Solid State Drives

Solid State Drives (SSDs) offer a number of advantages over traditional hard disk drives (HDDs)

Solid State Drives

Solid State Drives (SSDs) offer a number of advantages over traditional hard disk drives (HDDs). With no seek time or rotational delays, SSDs can deliver substantially better I/O performance than HDDs. Capable of driving tens of thousands of I/O operations per second as opposed to hundreds for HDDs, SSDs break through performance bottlenecks of I/O-bound applications. Applications that require dozens and dozens of “extra” HDDs for performance can meet their I/O performance requirements with far fewer SSDs, resulting in energy, space, and cost savings.

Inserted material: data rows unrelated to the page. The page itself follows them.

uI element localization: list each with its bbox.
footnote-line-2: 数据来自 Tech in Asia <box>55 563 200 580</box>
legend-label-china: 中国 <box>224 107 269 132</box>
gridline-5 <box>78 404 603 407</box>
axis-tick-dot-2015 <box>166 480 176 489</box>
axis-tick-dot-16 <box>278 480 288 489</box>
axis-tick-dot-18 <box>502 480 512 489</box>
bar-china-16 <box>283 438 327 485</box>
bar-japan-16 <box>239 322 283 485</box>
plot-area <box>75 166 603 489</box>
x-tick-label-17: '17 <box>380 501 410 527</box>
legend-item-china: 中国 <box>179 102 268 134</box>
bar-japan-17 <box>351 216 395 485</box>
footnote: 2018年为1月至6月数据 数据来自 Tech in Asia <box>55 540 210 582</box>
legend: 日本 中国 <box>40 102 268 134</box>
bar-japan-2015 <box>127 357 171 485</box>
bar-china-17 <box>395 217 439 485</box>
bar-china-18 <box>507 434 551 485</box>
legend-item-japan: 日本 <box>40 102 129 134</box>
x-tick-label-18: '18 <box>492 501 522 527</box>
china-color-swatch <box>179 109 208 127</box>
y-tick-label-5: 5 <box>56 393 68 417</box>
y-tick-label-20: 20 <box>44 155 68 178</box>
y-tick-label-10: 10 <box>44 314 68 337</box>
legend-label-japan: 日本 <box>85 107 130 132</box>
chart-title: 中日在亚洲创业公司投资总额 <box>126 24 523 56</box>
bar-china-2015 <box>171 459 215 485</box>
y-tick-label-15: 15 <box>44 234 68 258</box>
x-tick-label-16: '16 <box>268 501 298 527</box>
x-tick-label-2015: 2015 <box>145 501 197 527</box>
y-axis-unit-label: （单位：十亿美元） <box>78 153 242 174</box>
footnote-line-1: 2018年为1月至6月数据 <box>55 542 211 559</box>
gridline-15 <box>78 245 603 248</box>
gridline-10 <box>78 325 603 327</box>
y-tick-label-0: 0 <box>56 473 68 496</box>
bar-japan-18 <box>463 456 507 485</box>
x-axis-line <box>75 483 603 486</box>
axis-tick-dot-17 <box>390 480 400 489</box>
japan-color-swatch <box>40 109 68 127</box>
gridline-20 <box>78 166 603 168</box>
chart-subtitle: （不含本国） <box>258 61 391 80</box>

As IBM® i has it’s own storage manager and Db2® for i built in, the integration of SSDs on IBM i is a fairly simple task. The functions provided for management of SSDs and adjusting their impact on Applications and Database are very simple and easy to use.

There are three basic methodologies to place data on SSD.
  • ASP Balancer – Enhanced for SSDs
  • Library and SSD Integration
  • Db2 and SSD Integration

To allow you to specify what data should be allocated on SSD, Db2 has provided the capability to specify a “media preference” as an attribute of a database table, partition, or index. It should be noted that this attribute specifies that storage allocations on SSD are preferred, but if no SSD disks are available or if the SSD disks do not have enough space left to allocate the entire object, at least some part of the object will be allocated on traditional disks. See the UNIT parameter on CRTPF and CRTLF or the UNIT clause on the CREATE TABLE, CREATE INDEX and ALTER TABLE SQL statements.

You should consider SSDs if your I/O demands have outpaced the performance capabilities of traditional HDDs, latencies associated with spinning platters and moving arms limit the speed of HDD data access. SSDs’ near instantaneous data access removes this I/O bottleneck, creating a paradigm shift in I/O performance. Applications throttled by poor I/O performance can benefit greatly from SSDs.